Godlovitch (1998, p. 17) reflete sobre isso: To perform is to intentionally generate and to regulate the generation of some sound sequence. Such regulatory intentions shape the sound by making certain effects happen. They also comprise a normative template which informs the player how well the performance is going and how it went. Without such templates, no performance ranking is possible. Individuals commonly rank their own performances, not necessarily by audience response, but by conformity to their own ideals.

Entretanto, não se deve cair no equívoco de imaginar que toda e qualquer performance realizada por um músico clássico seja um ato “neutro”, como se o

artista simplesmente “colocasse em som”, de forma fiel e exata, tudo aquilo que

aparece representado nas partituras. Os processos de interpretação musical são

muito mais complexos do que a ideia de uma mera “transposição” de uma

linguagem escrita para uma linguagem sonora faz crer. As partituras são percebidas pelos músicos, na verdade, como uma espécie de guia para a

performance musical – um guia que pode ser bastante preciso, mas que

dificilmente informa todas as decisões a serem tomadas. Sobre isso, Godlovitch

(1998, p. 82) comenta: Music-making is not a form of truth-seeking or hypothesis testing. Better yet to conceive notated works as being frameworks, like story lines, scenarios, or scripts awaiting completion through collaboration by

7

players and the receptive approval of the musical community and its audiences. As such, notated works are neither like types nor archetypes, but more closely resemble templates, sketches, outlines, or guides which, when consulted within the bounds of conventional approval, hold promise for workable and working music. If music is that which is made, works are that which is musically workable.

Todavia, tocar uma música respeitando estritamente o que a partitura

comunica faz com que a execução sonora corra sérios riscos de soar mecânica

e sem vida, e é nesse ponto que entra a individualidade do intérprete: o músico

deve ser capaz de acrescentar algo de si à interpretação da obra, tocando a música conforme ele mesmo imagina que ela deva soar. Faz parte do papel do

intérprete conceber a interpretação e a execução de uma obra de um modo

particular e exclusivo, pois é isso que se espera dele.

O intérprete que se enxerga e se coloca como um mediador “imparcial”

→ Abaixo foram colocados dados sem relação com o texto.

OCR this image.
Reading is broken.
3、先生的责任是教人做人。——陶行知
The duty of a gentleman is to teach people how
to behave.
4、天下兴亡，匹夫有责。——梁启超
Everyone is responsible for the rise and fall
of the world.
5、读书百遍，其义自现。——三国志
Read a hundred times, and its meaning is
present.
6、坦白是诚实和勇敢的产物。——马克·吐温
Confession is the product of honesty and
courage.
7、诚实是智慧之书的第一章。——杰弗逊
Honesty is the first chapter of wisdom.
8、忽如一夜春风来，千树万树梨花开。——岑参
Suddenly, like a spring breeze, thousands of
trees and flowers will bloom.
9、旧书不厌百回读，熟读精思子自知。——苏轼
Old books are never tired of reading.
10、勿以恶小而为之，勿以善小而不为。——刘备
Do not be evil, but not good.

entre as ideias do compositor e a percepção do público está, na verdade e em grande medida, anulando-se enquanto um intérprete (no sentido forte desse

termo), pois seu trabalho, nesses casos, corre o risco de se tornar supérfluo, já

que ele não estaria investindo em sua criatividade e autonomia artísticas. No

fundo, acreditar que uma neutralidade desse tipo é possível equivale a crer

numa ilusão, pois a simples noção de “mediação” ou “decodificação” de uma

partitura, por mais neutra ou imparcial que pareça, já representa, em si, uma

espécie de transformação de uma coisa em outra (de texto em som), e esse

processo é sempre um ato único de cada artista. Refletindo sobre essas

questões, Said escreve: [...] o que você tem de ser capaz de fazer é [...] viver a peça tal como ela é, ao mesmo tempo que está, na verdade, apresentando-a como sua. E a pergunta é: qual o grau de distorção permitido e qual o grau de liberdade que se tem? Acho que, de certa forma, é sempre uma questão de fidelidade. Como executante de algo novo ou de algo alheio, você tem um certo senso de lealdade e fidelidade àquela obra, mas também precisa ter o senso de fidelidade a si mesmo, como intérprete. Em outras palavras, esse é o seu jeito particular de fazer música, e você quer convencer os outros de que é o jeito correto. (BARENBOIM & SAID, 2003, p. 69)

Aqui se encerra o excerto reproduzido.